Cholinergic System Aggravates Sik-1/Sik-3 Mediated Suppression Of Ca2+ Pathway Associated Oxidative Stress- Inflammatory Axis In Neurotoxic Alzheimer’s Type Dementia

The AD is an age-related neurodegenerative disorder characterized by progressive anterograde amnesia, cerebral atrophy, functional decline, and eventual death. among people of ages ranging from 60 to 84, 24.3 million are suffering from AD. with the number of cases estimated to rise to nearly 106 million by 2050. The pathophysiology of AD includes both structural and functional abnormalities including multiple anatomical lesions occur in the brain, including the appearance of senile plaques consisting of Aβ and neurofibrillary tangles containing phosphorylated tau, and major synaptic changes leads to substantial loss of synaptic profiles. In AD, there are also significant oxidative stress- inflammation leads to mitochondrial abnormalities and severe synaptic damage and neuronal death due to overactivation of Ca2+ pathway mediated by various factors including glutamate hyperactivity.
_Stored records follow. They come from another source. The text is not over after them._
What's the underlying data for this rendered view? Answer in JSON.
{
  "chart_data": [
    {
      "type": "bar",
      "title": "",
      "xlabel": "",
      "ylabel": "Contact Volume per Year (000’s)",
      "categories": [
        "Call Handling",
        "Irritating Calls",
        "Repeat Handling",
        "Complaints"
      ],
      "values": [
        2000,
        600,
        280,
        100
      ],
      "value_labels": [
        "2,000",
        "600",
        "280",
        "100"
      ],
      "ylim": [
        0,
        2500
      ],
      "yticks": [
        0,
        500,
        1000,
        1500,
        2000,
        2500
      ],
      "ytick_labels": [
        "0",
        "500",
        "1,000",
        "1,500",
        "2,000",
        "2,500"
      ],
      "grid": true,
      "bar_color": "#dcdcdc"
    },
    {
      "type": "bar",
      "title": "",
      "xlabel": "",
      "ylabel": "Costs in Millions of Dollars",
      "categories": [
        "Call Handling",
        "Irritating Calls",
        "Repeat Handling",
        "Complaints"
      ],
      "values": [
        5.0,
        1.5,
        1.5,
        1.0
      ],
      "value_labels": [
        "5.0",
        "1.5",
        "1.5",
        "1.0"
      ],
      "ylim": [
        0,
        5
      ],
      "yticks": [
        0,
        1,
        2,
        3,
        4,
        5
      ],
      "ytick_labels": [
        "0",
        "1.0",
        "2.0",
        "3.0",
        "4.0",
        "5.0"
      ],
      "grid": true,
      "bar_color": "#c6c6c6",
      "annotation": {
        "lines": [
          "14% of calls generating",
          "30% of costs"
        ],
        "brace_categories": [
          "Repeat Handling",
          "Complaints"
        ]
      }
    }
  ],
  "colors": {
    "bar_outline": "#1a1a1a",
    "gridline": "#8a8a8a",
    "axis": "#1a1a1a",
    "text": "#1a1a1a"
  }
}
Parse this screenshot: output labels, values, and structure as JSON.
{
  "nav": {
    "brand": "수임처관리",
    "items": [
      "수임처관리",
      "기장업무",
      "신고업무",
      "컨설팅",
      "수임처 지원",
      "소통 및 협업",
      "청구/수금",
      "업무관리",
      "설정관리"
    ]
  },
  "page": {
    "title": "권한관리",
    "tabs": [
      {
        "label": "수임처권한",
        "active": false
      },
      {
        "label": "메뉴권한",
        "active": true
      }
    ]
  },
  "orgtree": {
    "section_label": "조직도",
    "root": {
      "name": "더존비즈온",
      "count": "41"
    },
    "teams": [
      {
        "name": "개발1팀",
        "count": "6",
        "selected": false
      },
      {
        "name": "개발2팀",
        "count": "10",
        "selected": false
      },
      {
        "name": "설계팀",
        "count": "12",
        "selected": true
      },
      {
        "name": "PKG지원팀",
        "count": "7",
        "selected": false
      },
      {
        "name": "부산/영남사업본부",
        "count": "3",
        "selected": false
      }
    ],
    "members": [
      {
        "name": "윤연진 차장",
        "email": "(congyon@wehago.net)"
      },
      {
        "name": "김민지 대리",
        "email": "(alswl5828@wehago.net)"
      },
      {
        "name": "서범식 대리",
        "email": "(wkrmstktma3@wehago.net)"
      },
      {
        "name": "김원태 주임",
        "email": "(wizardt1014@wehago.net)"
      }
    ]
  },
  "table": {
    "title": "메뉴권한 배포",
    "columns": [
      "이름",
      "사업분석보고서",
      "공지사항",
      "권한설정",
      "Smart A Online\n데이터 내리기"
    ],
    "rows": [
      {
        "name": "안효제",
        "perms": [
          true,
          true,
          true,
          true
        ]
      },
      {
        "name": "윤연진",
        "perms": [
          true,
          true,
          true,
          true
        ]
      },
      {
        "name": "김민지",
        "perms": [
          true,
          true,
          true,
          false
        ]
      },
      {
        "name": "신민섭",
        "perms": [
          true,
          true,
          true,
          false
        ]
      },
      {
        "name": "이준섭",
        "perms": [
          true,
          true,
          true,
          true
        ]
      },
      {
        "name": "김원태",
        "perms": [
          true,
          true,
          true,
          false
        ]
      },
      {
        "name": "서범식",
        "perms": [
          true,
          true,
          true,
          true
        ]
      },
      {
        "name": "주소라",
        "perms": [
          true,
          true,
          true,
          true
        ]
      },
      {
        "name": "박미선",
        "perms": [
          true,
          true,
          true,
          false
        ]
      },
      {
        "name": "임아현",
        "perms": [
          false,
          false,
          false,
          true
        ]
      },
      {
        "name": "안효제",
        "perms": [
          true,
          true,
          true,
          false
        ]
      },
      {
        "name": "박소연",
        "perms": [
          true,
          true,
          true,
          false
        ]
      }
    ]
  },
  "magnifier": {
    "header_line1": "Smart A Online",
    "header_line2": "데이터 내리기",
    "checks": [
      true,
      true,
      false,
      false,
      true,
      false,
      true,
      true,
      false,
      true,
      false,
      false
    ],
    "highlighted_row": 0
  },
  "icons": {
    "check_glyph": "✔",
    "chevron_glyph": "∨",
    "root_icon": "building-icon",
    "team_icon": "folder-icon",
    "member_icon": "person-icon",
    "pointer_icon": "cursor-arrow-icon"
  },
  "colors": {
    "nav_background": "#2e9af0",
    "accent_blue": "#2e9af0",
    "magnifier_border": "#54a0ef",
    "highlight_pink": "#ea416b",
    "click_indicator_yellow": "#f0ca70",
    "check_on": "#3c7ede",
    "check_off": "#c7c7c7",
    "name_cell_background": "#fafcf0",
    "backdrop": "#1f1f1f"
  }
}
Furthermore, the cholinergic system activation achieving the equilibrium of overactivated Ca2+ path and further activate downstream salt-inducible kinases (SIK1/SIK3) belong to AMP-activated protein kinase (AMPK) family, and functions mainly involve in regulating energy response-related physiological processes, such as gluconeogenesis and lipid metabolism. However, compared with another well-established energy-response kinase AMPK, SIKs roles in human diseases, especially in AD are rarely investigated. Thus, in this review our primary aim to investigate the Ca2+ pathway associated increase in oxidative stress- neuroinflammatory axis in AD progression and the effectiveness of cholinergic system via aggravation of SIK-1/SIK-3 mediated suppression of progression of AD is more efficient therapeutic strategy.